Sprout Social stock plunges to 52-week low of $25.02

Published 07/03/2025, 16:14
Sprout Social stock plunges to 52-week low of $25.02

Sprout Social Inc . (NASDAQ:SPT) shares have tumbled to a 52-week low, touching down at $25.02, as market headwinds continue to challenge the social media management sector. According to InvestingPro data, technical indicators suggest the stock is in oversold territory, while maintaining impressive gross profit margins of 77.5%. This latest price level reflects a stark contrast from the company’s performance over the past year, with Sprout Social’s stock experiencing a significant downturn of 56.49%. Despite the decline, the company has maintained strong revenue growth of 21.7% and appears undervalued based on InvestingPro’s Fair Value analysis. Investors are closely monitoring the company’s strategies to navigate through the current economic landscape and regain momentum. The 52-week low serves as a critical juncture for Sprout Social, as stakeholders consider the company’s future growth prospects and the broader industry’s adaptability to changing market conditions. Discover 8 additional exclusive insights and detailed analysis in the comprehensive Pro Research Report, available on InvestingPro.

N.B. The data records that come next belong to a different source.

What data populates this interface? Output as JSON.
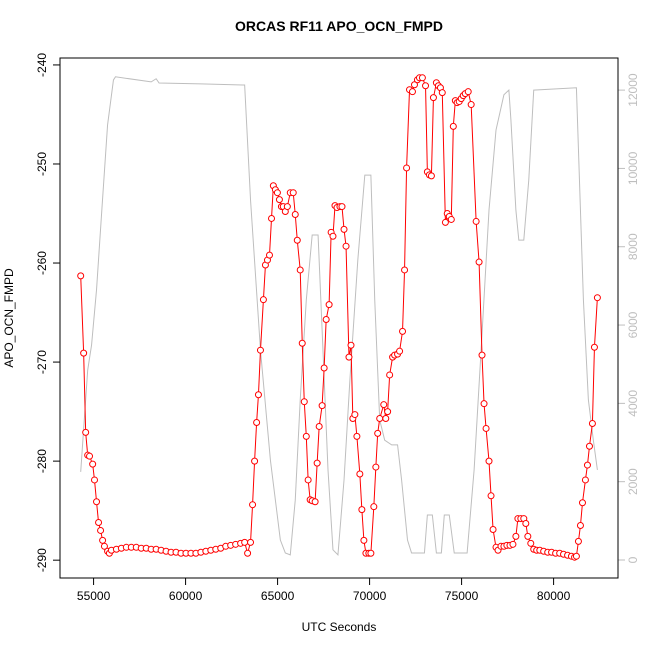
{
  "chart_data": {
    "type": "line",
    "title": "ORCAS RF11 APO_OCN_FMPD",
    "x_label": "UTC Seconds",
    "y_label": "APO_OCN_FMPD",
    "xlim": [
      53175,
      83500
    ],
    "xticks": [
      55000,
      60000,
      65000,
      70000,
      75000,
      80000
    ],
    "ylim": [
      -291.8,
      -239.3
    ],
    "yticks": [
      -290,
      -280,
      -270,
      -260,
      -250,
      -240
    ],
    "y2lim": [
      -460,
      12820
    ],
    "y2ticks": [
      0,
      2000,
      4000,
      6000,
      8000,
      10000,
      12000
    ],
    "series": [
      {
        "color": "#bebebe",
        "axis": "y2",
        "markers": false,
        "x": [
          54300,
          54680,
          54890,
          55160,
          55430,
          55760,
          56080,
          56190,
          58130,
          58400,
          58560,
          60830,
          63100,
          63210,
          63530,
          64070,
          64610,
          65150,
          65420,
          65690,
          65960,
          66230,
          66560,
          66880,
          67200,
          67420,
          67740,
          68010,
          68280,
          68610,
          68930,
          69360,
          69740,
          70070,
          70280,
          70550,
          70820,
          71200,
          71520,
          71740,
          72060,
          72280,
          72980,
          73140,
          73410,
          73630,
          73900,
          74060,
          74330,
          74600,
          75300,
          75680,
          76060,
          76490,
          76870,
          77300,
          77570,
          77680,
          77950,
          78110,
          78380,
          78650,
          78920,
          81240,
          81620,
          81890,
          82160,
          82380
        ],
        "values": [
          2250,
          4850,
          5490,
          6900,
          8810,
          11110,
          12260,
          12340,
          12210,
          12290,
          12180,
          12160,
          12130,
          12130,
          9190,
          5360,
          2550,
          510,
          180,
          130,
          1530,
          4090,
          6640,
          8300,
          8300,
          5870,
          2300,
          260,
          130,
          2040,
          4600,
          7660,
          9830,
          9830,
          6640,
          3580,
          3060,
          2940,
          2940,
          2040,
          510,
          180,
          180,
          1150,
          1150,
          180,
          180,
          1150,
          1150,
          180,
          180,
          2300,
          5360,
          8940,
          10980,
          11880,
          12000,
          11240,
          8940,
          8170,
          8170,
          9700,
          12000,
          12060,
          6640,
          4090,
          3060,
          2300
        ]
      },
      {
        "color": "#ff0000",
        "axis": "y",
        "markers": true,
        "x": [
          54300,
          54460,
          54570,
          54680,
          54780,
          54950,
          55050,
          55160,
          55270,
          55380,
          55490,
          55590,
          55760,
          55860,
          55970,
          56240,
          56510,
          56780,
          57050,
          57320,
          57590,
          57860,
          58130,
          58400,
          58670,
          58940,
          59210,
          59480,
          59750,
          60020,
          60290,
          60560,
          60830,
          61100,
          61370,
          61640,
          61910,
          62180,
          62450,
          62720,
          62990,
          63210,
          63370,
          63530,
          63640,
          63750,
          63860,
          63960,
          64070,
          64230,
          64340,
          64450,
          64560,
          64670,
          64770,
          64880,
          64990,
          65100,
          65210,
          65310,
          65420,
          65530,
          65690,
          65850,
          65960,
          66070,
          66230,
          66340,
          66450,
          66560,
          66660,
          66770,
          66880,
          67040,
          67150,
          67260,
          67420,
          67530,
          67640,
          67800,
          67910,
          68010,
          68120,
          68230,
          68390,
          68500,
          68610,
          68720,
          68880,
          68990,
          69090,
          69200,
          69310,
          69470,
          69580,
          69690,
          69800,
          69960,
          70070,
          70230,
          70340,
          70440,
          70550,
          70770,
          70880,
          70980,
          71090,
          71250,
          71360,
          71520,
          71630,
          71790,
          71900,
          72010,
          72170,
          72330,
          72440,
          72600,
          72710,
          72870,
          73040,
          73140,
          73250,
          73360,
          73470,
          73630,
          73740,
          73850,
          73950,
          74120,
          74220,
          74330,
          74440,
          74550,
          74660,
          74760,
          74870,
          74980,
          75090,
          75200,
          75360,
          75520,
          75790,
          75950,
          76110,
          76220,
          76330,
          76490,
          76600,
          76710,
          76870,
          76980,
          77140,
          77300,
          77460,
          77630,
          77790,
          77950,
          78060,
          78220,
          78380,
          78490,
          78600,
          78760,
          78920,
          79080,
          79250,
          79460,
          79680,
          79890,
          80110,
          80330,
          80540,
          80760,
          80970,
          81140,
          81240,
          81350,
          81460,
          81570,
          81730,
          81840,
          81950,
          82110,
          82220,
          82380
        ],
        "values": [
          -261.3,
          -269.1,
          -277.1,
          -279.4,
          -279.5,
          -280.3,
          -281.9,
          -284.1,
          -286.2,
          -287.0,
          -288.0,
          -288.6,
          -289.1,
          -289.3,
          -289.0,
          -288.9,
          -288.8,
          -288.7,
          -288.7,
          -288.7,
          -288.8,
          -288.8,
          -288.9,
          -288.9,
          -289.0,
          -289.1,
          -289.2,
          -289.2,
          -289.3,
          -289.3,
          -289.3,
          -289.3,
          -289.2,
          -289.1,
          -289.0,
          -288.9,
          -288.8,
          -288.6,
          -288.5,
          -288.4,
          -288.3,
          -288.2,
          -289.3,
          -288.2,
          -284.4,
          -280.0,
          -276.1,
          -273.3,
          -268.8,
          -263.7,
          -260.2,
          -259.7,
          -259.2,
          -255.5,
          -252.2,
          -252.6,
          -252.9,
          -253.6,
          -254.3,
          -254.3,
          -254.8,
          -254.3,
          -252.9,
          -252.9,
          -255.1,
          -257.7,
          -260.7,
          -268.1,
          -274.0,
          -277.5,
          -281.9,
          -283.9,
          -284.0,
          -284.1,
          -280.2,
          -276.5,
          -274.4,
          -270.6,
          -265.7,
          -264.2,
          -256.9,
          -257.3,
          -254.2,
          -254.4,
          -254.3,
          -254.3,
          -256.6,
          -258.3,
          -269.5,
          -268.3,
          -275.7,
          -275.3,
          -277.5,
          -281.3,
          -284.9,
          -288.0,
          -289.3,
          -289.3,
          -289.3,
          -284.6,
          -280.6,
          -277.2,
          -275.7,
          -274.3,
          -275.7,
          -275.0,
          -271.3,
          -269.5,
          -269.3,
          -269.2,
          -268.9,
          -266.9,
          -260.7,
          -250.4,
          -242.5,
          -242.7,
          -242.0,
          -241.5,
          -241.3,
          -241.3,
          -242.1,
          -250.8,
          -251.1,
          -251.2,
          -243.3,
          -241.8,
          -242.1,
          -242.3,
          -242.8,
          -255.9,
          -255.0,
          -255.3,
          -255.6,
          -246.2,
          -243.6,
          -243.8,
          -243.7,
          -243.4,
          -243.1,
          -242.9,
          -242.7,
          -244.0,
          -255.8,
          -259.9,
          -269.3,
          -274.2,
          -276.7,
          -280.0,
          -283.5,
          -286.9,
          -288.7,
          -289.0,
          -288.6,
          -288.6,
          -288.5,
          -288.5,
          -288.4,
          -287.6,
          -285.8,
          -285.8,
          -285.8,
          -286.3,
          -287.6,
          -288.3,
          -288.9,
          -289.0,
          -289.0,
          -289.1,
          -289.2,
          -289.2,
          -289.3,
          -289.3,
          -289.4,
          -289.5,
          -289.6,
          -289.7,
          -289.6,
          -288.1,
          -286.5,
          -284.2,
          -281.9,
          -280.4,
          -278.5,
          -276.2,
          -268.5,
          -263.5
        ]
      }
    ]
  }
}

In other recent news, Sprout Social Inc. has reported its fourth-quarter earnings, showing a slowdown in revenue growth to approximately 14% year-over-year. This figure is a decline from over 20% in the previous quarter, highlighting the challenges the company faces as it targets larger markets. The fiscal year 2025 revenue guidance is set at 11% growth, which falls short of the 14% expected by analysts. In light of these developments, several financial firms have adjusted their price targets for Sprout Social. Scotiabank (TSX:BNS) has reduced its target to $25, while maintaining a Sector Perform rating, and Stifel has lowered its target to $34 but continues to recommend the stock as a Buy. Meanwhile, Cantor Fitzgerald has adjusted its target to $38, maintaining an Overweight rating, and KeyBanc has kept its Underweight rating with a $23 target. Goldman Sachs has also revised its price target to $29, citing the company’s slower growth and maintaining a Neutral rating. Despite these adjustments, analysts note that Sprout Social is making strides in enterprise market positioning and AI functionality, which could influence future performance.